Битюк сразу будто не поверил, помолчал, затем улыбнулся и еще раз крепко сжал руку Королева, сильно тряхнув ее.
— Ну, знаешь, тебе можно позавидовать. — И уже обращаясь ко всем, приподнято заговорил: — Какая молодец эта женщина! Старуха, можно сказать, а работает забойщицей. В их бригаде ни одного мужика, все женщины-солдатки. Гремят на всю угольную Караганду. По ее призыву во всех крупных населенных пунктах созданы детские ясли, приюты. Там ее все называют матерью.
— Ее и здесь так называли, — вставил кто-то.
— Арина Федоровна еще не приехала? — спросил другой.
— С месяц как дома, — сказал Королев.
Он чувствовал себя неловко, что при нем вдруг начался разговор о матери. Подсел поближе к столу, за которым сидел Битюк, словно говоря, что пора приступать к делу. Битюк понял его, доброжелательно сказал:
— Рассказывай, какой у тебя вопрос, товарищ Королев. Возможно, без секретаря, с ходу решим.
Королев рассказал.
Битюк нахмурился, подумал.
— Все это народ сомнительный, — предостерегающе сказал он. Лицо его стало жестким, круглые, как у птицы, глаза обострились.
— Я имею в виду тех, кто попал в плен не по своей вине, по ранению, — не удержался Королев. — И в оккупации многие оставались не по собственному желанию, некоторые партизанили…
— Прости меня, но ты шутник, Королев, — перебил его Битюк, усмехаясь. Но сейчас же опять посерьезнел: — Как это не по своей вине? Раз попал к врагу в руки живым, значит, струсил, предал. А те, которые оставались при немцах? Где же их советский патриотизм, если они спокойно прижились, спасая свою шкуру? Это тоже своего рода измена. А ты, товарищ Королев, в партию решил их принимать. — И опять на его лицо наползла едкая усмешка.

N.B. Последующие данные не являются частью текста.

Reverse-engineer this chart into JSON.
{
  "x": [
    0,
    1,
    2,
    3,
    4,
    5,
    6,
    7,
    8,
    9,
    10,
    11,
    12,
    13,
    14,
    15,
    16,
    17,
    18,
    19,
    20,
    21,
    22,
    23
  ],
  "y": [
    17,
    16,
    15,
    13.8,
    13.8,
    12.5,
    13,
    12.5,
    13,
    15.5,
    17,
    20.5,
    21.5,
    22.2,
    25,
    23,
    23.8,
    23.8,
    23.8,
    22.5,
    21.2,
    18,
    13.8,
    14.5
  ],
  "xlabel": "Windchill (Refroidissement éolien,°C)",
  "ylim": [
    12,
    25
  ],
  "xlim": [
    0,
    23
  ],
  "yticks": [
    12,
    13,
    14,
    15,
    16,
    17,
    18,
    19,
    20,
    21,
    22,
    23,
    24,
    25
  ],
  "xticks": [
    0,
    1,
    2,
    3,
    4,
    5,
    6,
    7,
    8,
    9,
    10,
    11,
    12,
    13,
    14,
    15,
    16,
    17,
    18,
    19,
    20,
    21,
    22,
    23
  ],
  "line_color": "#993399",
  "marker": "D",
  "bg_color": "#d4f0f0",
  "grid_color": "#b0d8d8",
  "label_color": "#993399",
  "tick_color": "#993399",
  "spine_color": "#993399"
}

Королев почувствовал, как лоб его запылал, но крепился, сказал с виду спокойно:
— Ничего я сам не решал, решать будет собрание коммунистов, товарищ Битюк. А в горком пришел посоветоваться.
— Тут и советоваться нечего, — Битюк обвел взглядом своих коллег, как бы ища поддержки. — В таких вопросах надо иметь свою собственную принципиальную точку зрения.
Королев пожалел, что затеял этот разговор с инструктором. Он понял, что они не найдут общего языка. Поднялся, собираясь уйти.